Globally, there are millions of small lakes, but a small number of large lakes. Most key ecosystem patterns and processes scale with lake size, thus this asymmetry between area and abundance is a fundamental constraint on broad-scale patterns in lake ecology. Nonetheless, descriptions of lake size-distributions are scarce and empirical distributions are rarely evaluated relative to theoretical predictions. Here we develop expectations for Earth’s lake area-distribution based on percolation theory and evaluate these expectations with data from a global lake census. Lake surface areas ≥0.46 km2 are power-law distributed with a tail exponent (τ = 2.14) and fractal dimension (d = 1.4), similar to theoretical expectations (τ = 2.05; d = 4/3). Lakes <0.46 km2 are not power-law distributed.
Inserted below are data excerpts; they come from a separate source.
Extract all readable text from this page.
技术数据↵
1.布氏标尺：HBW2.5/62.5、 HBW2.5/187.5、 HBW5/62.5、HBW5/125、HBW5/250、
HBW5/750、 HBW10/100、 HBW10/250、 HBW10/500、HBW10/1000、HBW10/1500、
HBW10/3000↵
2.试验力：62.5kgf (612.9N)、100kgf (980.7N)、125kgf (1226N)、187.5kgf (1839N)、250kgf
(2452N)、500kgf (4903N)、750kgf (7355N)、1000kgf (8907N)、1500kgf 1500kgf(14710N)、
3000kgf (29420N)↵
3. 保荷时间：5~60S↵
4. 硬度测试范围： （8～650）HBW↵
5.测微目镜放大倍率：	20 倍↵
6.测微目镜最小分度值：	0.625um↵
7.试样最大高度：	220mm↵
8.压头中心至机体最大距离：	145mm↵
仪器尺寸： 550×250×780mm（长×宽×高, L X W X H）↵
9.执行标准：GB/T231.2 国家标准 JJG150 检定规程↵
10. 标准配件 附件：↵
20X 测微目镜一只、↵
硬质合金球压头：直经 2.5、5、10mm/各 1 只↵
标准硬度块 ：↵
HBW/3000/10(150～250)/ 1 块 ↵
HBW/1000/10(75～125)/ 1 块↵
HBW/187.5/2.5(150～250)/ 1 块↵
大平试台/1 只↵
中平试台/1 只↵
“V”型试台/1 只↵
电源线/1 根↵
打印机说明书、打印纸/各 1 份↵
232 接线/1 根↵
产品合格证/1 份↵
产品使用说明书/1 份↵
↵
An independently developed regional lake census exhibits a similar transition and consistency with theoretical predictions. Small lakes deviate from the power-law distribution because smaller lakes are more susceptible to dynamical change and topographic behavior at sub-kilometer scales is not self-similar. Our results provide a robust characterization and theoretical explanation for the lake size-abundance relationship, and form a fundamental basis for understanding and predicting patterns in lake ecology at broad scales.

Item Type: Publication - Article
Digital Object Identifier (DOI): https://doi.org/10.1038/srep29633
ISSN: 2045-2322
Date made live: 26 Apr 2020 13:23 +0 (UTC)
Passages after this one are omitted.